Третьим ударом стало поражение восстания против советской власти. Сто пятьдесят волнующих часов осе­нью 1956 года Венгрия была независимой. Царило не­обычайное повстанческое настроение. 29 октября пред­седатель Совета министров Имре Надь демонстративно покинул партийный центр и под ликование народа во­шел в здание парламента. В холодное ноябрьское вос­кресенье, в четыре часа утра, началась ответная опера­ция советских войск. Тысячи венгров погибли в уличных боях против превосходящих сил Красной армии.

После восстановления «порядка» советское коман­дование пообещало Надю разрешить уехать за границу, во что он с поразительной наивностью поверил — его, разумеется, арестовали и казнили, как и 229 других ре­волюционеров. После кровопролитий 1848 и 1956 годов венгры и русские не могли оставаться в дружеских от­ношениях. Есть некая ирония судьбы в том, что в 1989 году именно Венгрия первой получила возможность вы­рваться из сферы советского влияния. Открытие вен­герских границ, которое произошло наперекор настой­чивому сопротивлению ГДР и Москвы, повлекло за собой распад Восточного блока и Советского Союза. Сегодня же с политической и экономической точек зре­ния Венгрия — самая успешная страна среди бывших стран Варшавского договора.

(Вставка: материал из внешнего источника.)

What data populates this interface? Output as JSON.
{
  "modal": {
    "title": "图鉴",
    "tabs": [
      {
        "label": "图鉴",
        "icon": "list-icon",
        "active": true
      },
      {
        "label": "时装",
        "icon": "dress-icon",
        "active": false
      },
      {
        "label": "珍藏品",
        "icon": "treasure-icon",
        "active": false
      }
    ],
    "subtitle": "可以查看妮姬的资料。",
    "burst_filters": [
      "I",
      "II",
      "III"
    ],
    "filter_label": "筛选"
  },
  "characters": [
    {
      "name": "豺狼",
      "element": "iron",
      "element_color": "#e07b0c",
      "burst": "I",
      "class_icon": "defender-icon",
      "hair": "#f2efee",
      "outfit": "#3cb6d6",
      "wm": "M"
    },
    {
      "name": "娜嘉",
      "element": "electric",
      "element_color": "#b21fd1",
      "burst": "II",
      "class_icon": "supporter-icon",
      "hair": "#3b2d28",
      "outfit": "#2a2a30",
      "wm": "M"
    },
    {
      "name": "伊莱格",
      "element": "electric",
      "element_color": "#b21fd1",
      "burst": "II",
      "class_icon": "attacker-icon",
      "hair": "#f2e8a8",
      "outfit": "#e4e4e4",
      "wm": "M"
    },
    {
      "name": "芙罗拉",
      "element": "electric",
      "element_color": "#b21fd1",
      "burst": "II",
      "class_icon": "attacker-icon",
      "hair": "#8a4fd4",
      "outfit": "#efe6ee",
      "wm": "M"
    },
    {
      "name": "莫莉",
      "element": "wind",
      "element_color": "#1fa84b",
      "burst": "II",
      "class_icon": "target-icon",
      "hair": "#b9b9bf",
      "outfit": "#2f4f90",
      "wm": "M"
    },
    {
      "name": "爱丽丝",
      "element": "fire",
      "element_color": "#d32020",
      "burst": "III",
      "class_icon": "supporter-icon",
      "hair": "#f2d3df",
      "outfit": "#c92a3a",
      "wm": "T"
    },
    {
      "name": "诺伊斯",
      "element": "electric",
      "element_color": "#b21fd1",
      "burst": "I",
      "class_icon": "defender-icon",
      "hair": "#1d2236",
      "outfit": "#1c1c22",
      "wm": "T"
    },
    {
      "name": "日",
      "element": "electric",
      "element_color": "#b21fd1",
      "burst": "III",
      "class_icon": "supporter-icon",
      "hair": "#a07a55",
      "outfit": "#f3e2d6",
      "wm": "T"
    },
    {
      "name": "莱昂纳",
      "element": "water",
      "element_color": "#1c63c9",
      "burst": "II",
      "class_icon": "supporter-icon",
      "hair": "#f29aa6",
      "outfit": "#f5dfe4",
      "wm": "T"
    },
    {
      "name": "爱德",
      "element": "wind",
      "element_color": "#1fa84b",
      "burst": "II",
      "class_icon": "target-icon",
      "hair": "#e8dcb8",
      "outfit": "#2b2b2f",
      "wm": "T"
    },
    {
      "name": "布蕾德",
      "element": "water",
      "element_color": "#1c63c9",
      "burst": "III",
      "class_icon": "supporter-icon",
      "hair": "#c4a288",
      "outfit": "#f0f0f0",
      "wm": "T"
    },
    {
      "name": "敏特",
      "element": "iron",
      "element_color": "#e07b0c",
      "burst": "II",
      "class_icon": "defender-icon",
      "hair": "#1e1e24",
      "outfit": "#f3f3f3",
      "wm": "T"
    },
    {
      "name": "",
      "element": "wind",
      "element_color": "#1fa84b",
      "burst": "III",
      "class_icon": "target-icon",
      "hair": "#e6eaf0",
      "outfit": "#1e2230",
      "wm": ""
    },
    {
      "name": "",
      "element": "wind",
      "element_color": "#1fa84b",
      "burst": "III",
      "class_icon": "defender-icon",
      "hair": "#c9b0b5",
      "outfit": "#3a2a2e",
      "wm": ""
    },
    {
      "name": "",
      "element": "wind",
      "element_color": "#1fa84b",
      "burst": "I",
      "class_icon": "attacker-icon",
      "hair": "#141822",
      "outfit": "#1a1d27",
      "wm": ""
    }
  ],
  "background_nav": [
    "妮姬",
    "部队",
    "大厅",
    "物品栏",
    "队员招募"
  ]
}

История Венгрии доказывает, что поражения порой оборачиваются победами. Прежние победители со вре­менем могут стать проигравшими, тогда как проиграв­шим никто не может запретить оставаться самими со­бой.

В качестве примера венгерского самообладания мне хотелось бы привести своего прапрадеда, графа Стефана Сечени. Его бескорыстие граничило с безумием, по­скольку он полагал, что вещи надо отдавать, прежде чем их у тебя заберут. Впрочем, как экономист и политик, он проповедовал бережливость. Одно из его поучений гла­сило: «Если у тебя есть 300 овец, то управляй хозяйством так словно у тебя их всего 30». По сей день прапрадед остается самым прогрессивным экономическим и соци­альным реформатором Венгрии. Благодаря его усилиям страна вышла на новый, современный этап самосозна­ния. До начатой им «эпохи реформ» Венгрия была фео­дальным, средневеково-византийским государством, чья знать спускала на венских скачках капитал, зарабо­танный в поместьях крепостными. Богатство некоторых венгерских князей достигало таких размеров, что приоб­ретало восточный колорит. Избирательным правом об­ладали лишь высшие слои общества, они и решали судь­бу страны. Землевладельцы были защищены законом 1600-летней давности, который запрещал закладывать земельные участки.

Сечени положил конец привилегиям своего сосло­вия. Решив послужить хорошим примером для других, он предоставил годовой доход со своих 50 тысяч гекта­ров в распоряжение Академии наук. А также урезал на­логовые свободы аристократии, построил порты на Ду­нае, исправил русло Тисы и приказал построить первое связующее звено между Будой и Пештом, Цепной мост. Его язвительные замечания по поводу самодовольства правящего класса и рискованные проекты вызвали ос­трое сопротивление. Мелкие помещики специально собирались в провинции для того, чтобы сжигать его книги.

Вместе со своими политическими противниками, Кошутом и поэтом Петёфи, Сечени был одним из главных реформаторов венгерского самосознания. Он надеялся, что Венгрия пойдет по пути эволюционного развития в рамках Дунайской монархии, а не по революционному, через отделение от Вены. Революционеры, однако, жаж­дали вооруженного столкновения с Австрией. Сечени ушел из политики и переселился из надьценкского зам­ка в «Дом умалишенных», как он сам называл свое новое жилище. Среди его остроумных замечаний есть и такое: «В жизни надо быть либо молотом, либо наковальней. Я отношу себя к наковальням...»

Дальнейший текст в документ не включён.